I grow mushrooms in my parents' free time. I cooked mushrooms and ate them. I'm poisoned. I went to the hospital. The doctor said that I was poisoned by good mushrooms. The doctor who went to the hospital to prescribe medicine told me that I couldn't take this medicine anymore. I was wondering why I suddenly fell down and there was a sound in my ear. It turns out that this medicine is a good medicine for going out! After burning firewood all day, I asked my mother what was steaming in the pot. My mother smiled and said nothing. Finally, I couldn't help but lift the lid. So it's boring in the pot. On my way home to buy oysters, all the oysters jumped out of the bag and fell into the mud. Originally called oyster paste.

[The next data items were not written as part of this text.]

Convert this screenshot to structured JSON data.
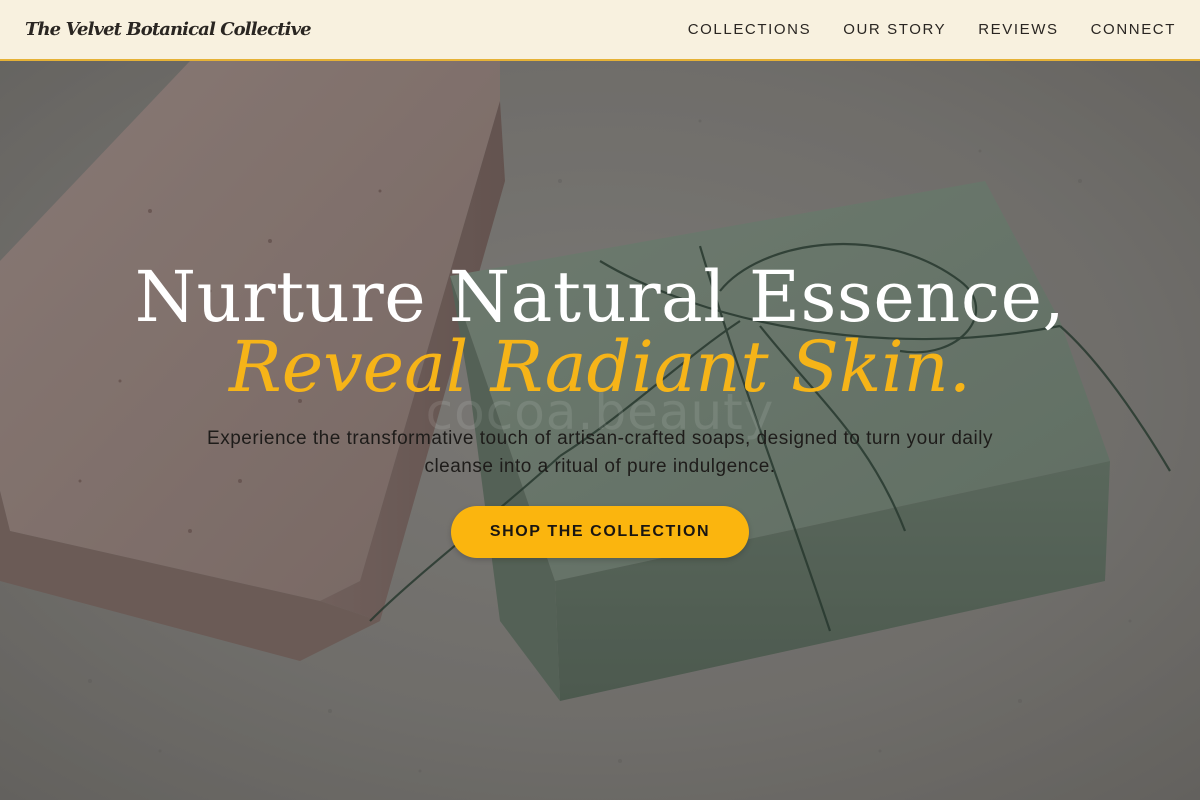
{
  "header": {
    "brand": "The Velvet Botanical Collective",
    "nav": [
      {
        "label": "COLLECTIONS"
      },
      {
        "label": "OUR STORY"
      },
      {
        "label": "REVIEWS"
      },
      {
        "label": "CONNECT"
      }
    ]
  },
  "hero": {
    "headline_line1": "Nurture Natural Essence,",
    "headline_line2": "Reveal Radiant Skin.",
    "watermark": "cocoa.beauty",
    "subtext": "Experience the transformative touch of artisan-crafted soaps, designed to turn your daily cleanse into a ritual of pure indulgence.",
    "cta_label": "SHOP THE COLLECTION"
  },
  "colors": {
    "header_bg": "#f8f1df",
    "accent": "#fbb50e",
    "headline_accent": "#f6b418",
    "text_dark": "#2a2622"
  }
}
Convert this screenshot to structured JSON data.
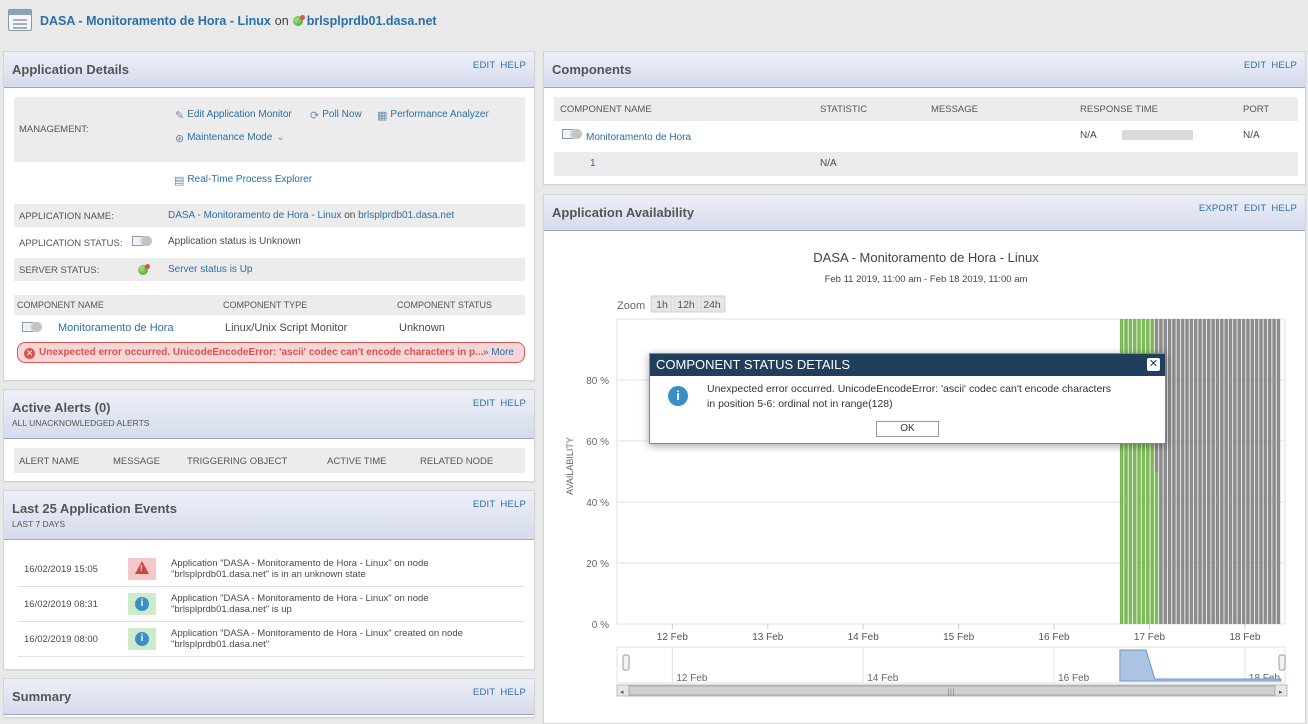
{
  "header": {
    "app_name": "DASA - Monitoramento de Hora - Linux",
    "on": "on",
    "node": "brlsplprdb01.dasa.net"
  },
  "app_details": {
    "title": "Application Details",
    "edit": "EDIT",
    "help": "HELP",
    "management_label": "MANAGEMENT:",
    "actions": {
      "edit_monitor": "Edit Application Monitor",
      "poll_now": "Poll Now",
      "perf_analyzer": "Performance Analyzer",
      "maintenance_mode": "Maintenance Mode",
      "rt_process_explorer": "Real-Time Process Explorer"
    },
    "app_name_label": "APPLICATION NAME:",
    "app_name_value": "DASA - Monitoramento de Hora - Linux",
    "app_name_on": "on",
    "app_name_node": "brlsplprdb01.dasa.net",
    "app_status_label": "APPLICATION STATUS:",
    "app_status_value": "Application status is Unknown",
    "server_status_label": "SERVER STATUS:",
    "server_status_value": "Server status is Up",
    "comp_headers": [
      "COMPONENT NAME",
      "COMPONENT TYPE",
      "COMPONENT STATUS"
    ],
    "comp_row": {
      "name": "Monitoramento de Hora",
      "type": "Linux/Unix Script Monitor",
      "status": "Unknown"
    },
    "error_text": "Unexpected error occurred. UnicodeEncodeError: 'ascii' codec can't encode characters in p...",
    "error_more": "» More"
  },
  "active_alerts": {
    "title": "Active Alerts (0)",
    "subtitle": "ALL UNACKNOWLEDGED ALERTS",
    "edit": "EDIT",
    "help": "HELP",
    "headers": [
      "ALERT NAME",
      "MESSAGE",
      "TRIGGERING OBJECT",
      "ACTIVE TIME",
      "RELATED NODE"
    ]
  },
  "events": {
    "title": "Last 25 Application Events",
    "subtitle": "LAST 7 DAYS",
    "edit": "EDIT",
    "help": "HELP",
    "rows": [
      {
        "date": "16/02/2019 15:05",
        "line1": "Application \"DASA - Monitoramento de Hora - Linux\" on node",
        "line2": "\"brlsplprdb01.dasa.net\" is in an unknown state"
      },
      {
        "date": "16/02/2019 08:31",
        "line1": "Application \"DASA - Monitoramento de Hora - Linux\" on node",
        "line2": "\"brlsplprdb01.dasa.net\" is up"
      },
      {
        "date": "16/02/2019 08:00",
        "line1": "Application \"DASA - Monitoramento de Hora - Linux\" created on node",
        "line2": "\"brlsplprdb01.dasa.net\""
      }
    ]
  },
  "summary": {
    "title": "Summary",
    "edit": "EDIT",
    "help": "HELP"
  },
  "components": {
    "title": "Components",
    "edit": "EDIT",
    "help": "HELP",
    "headers": [
      "COMPONENT NAME",
      "STATISTIC",
      "MESSAGE",
      "RESPONSE TIME",
      "PORT"
    ],
    "row": {
      "name": "Monitoramento de Hora",
      "response": "N/A",
      "port": "N/A"
    },
    "subrow": {
      "name": "1",
      "statistic": "N/A"
    }
  },
  "availability": {
    "title": "Application Availability",
    "export": "EXPORT",
    "edit": "EDIT",
    "help": "HELP"
  },
  "chart_data": {
    "type": "bar",
    "title": "DASA - Monitoramento de Hora - Linux",
    "subtitle": "Feb 11 2019, 11:00 am - Feb 18 2019, 11:00 am",
    "ylabel": "AVAILABILITY",
    "ylim": [
      0,
      100
    ],
    "yticks": [
      "0 %",
      "20 %",
      "40 %",
      "60 %",
      "80 %"
    ],
    "xticks": [
      "12 Feb",
      "13 Feb",
      "14 Feb",
      "15 Feb",
      "16 Feb",
      "17 Feb",
      "18 Feb"
    ],
    "navigator_ticks": [
      "12 Feb",
      "14 Feb",
      "16 Feb",
      "18 Feb"
    ],
    "zoom_label": "Zoom",
    "zoom_options": [
      "1h",
      "12h",
      "24h"
    ],
    "series": [
      {
        "color": "#7fba58",
        "values": [
          100,
          100,
          100,
          100,
          100,
          100,
          100,
          100,
          50,
          0,
          0,
          0,
          0,
          0,
          0,
          0,
          0,
          0,
          0,
          0,
          0,
          0,
          0,
          0,
          0,
          0,
          0,
          0,
          0,
          0,
          0,
          0,
          0,
          0,
          0,
          0,
          0
        ]
      },
      {
        "color": "#8c8c8c",
        "values": [
          0,
          0,
          0,
          0,
          0,
          0,
          0,
          0,
          50,
          100,
          100,
          100,
          100,
          100,
          100,
          100,
          100,
          100,
          100,
          100,
          100,
          100,
          100,
          100,
          100,
          100,
          100,
          100,
          100,
          100,
          100,
          100,
          100,
          100,
          100,
          100,
          100
        ]
      }
    ]
  },
  "modal": {
    "title": "COMPONENT STATUS DETAILS",
    "line1": "Unexpected error occurred. UnicodeEncodeError: 'ascii' codec can't encode characters",
    "line2": "in position 5-6: ordinal not in range(128)",
    "ok": "OK"
  }
}
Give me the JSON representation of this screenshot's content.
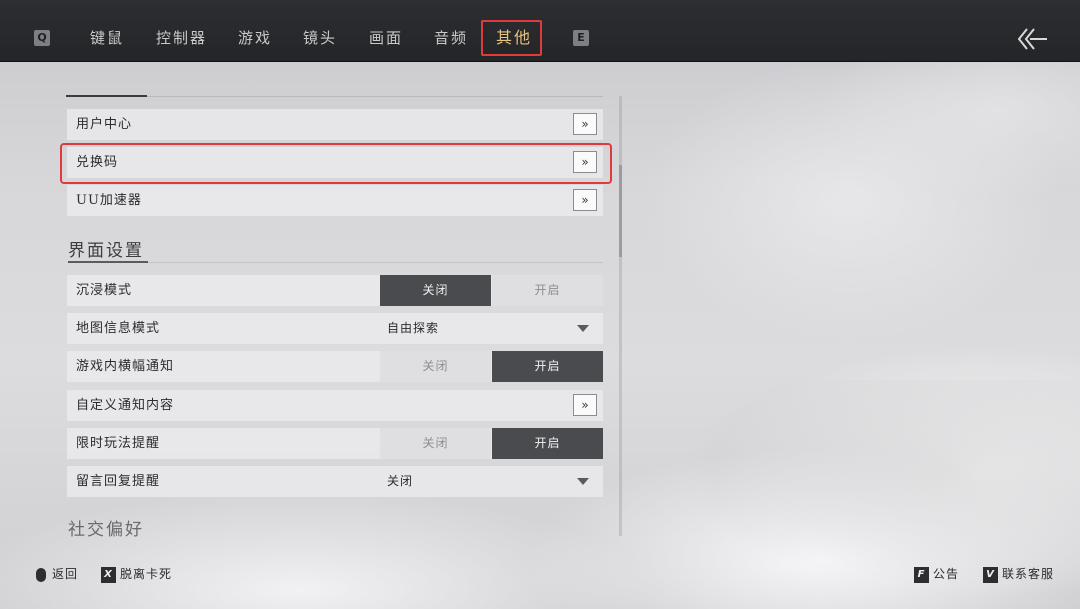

When Liu Er's macaque came to the Western Heaven to learn Buddhist scriptures, only Tang Priest could tell the truth from the Monkey King. The Tang Priest said:? I want to eat peaches. ? The two monkeys hesitated and turned into peaches. Suddenly the Tang Priest shouted, Pig, give me that kiwi! ? Six-year-old son: Dad, I want to be an Arctic explorer when I grow up. ? Dad:? Well, dad supports you. ? Child:? But I want to start training myself now. ? Dad:? What kind of training methods? ? Child:? I eat ice cream every day to adapt to the cold life in the Arctic. ? Haha, these homophonic jokes are so funny.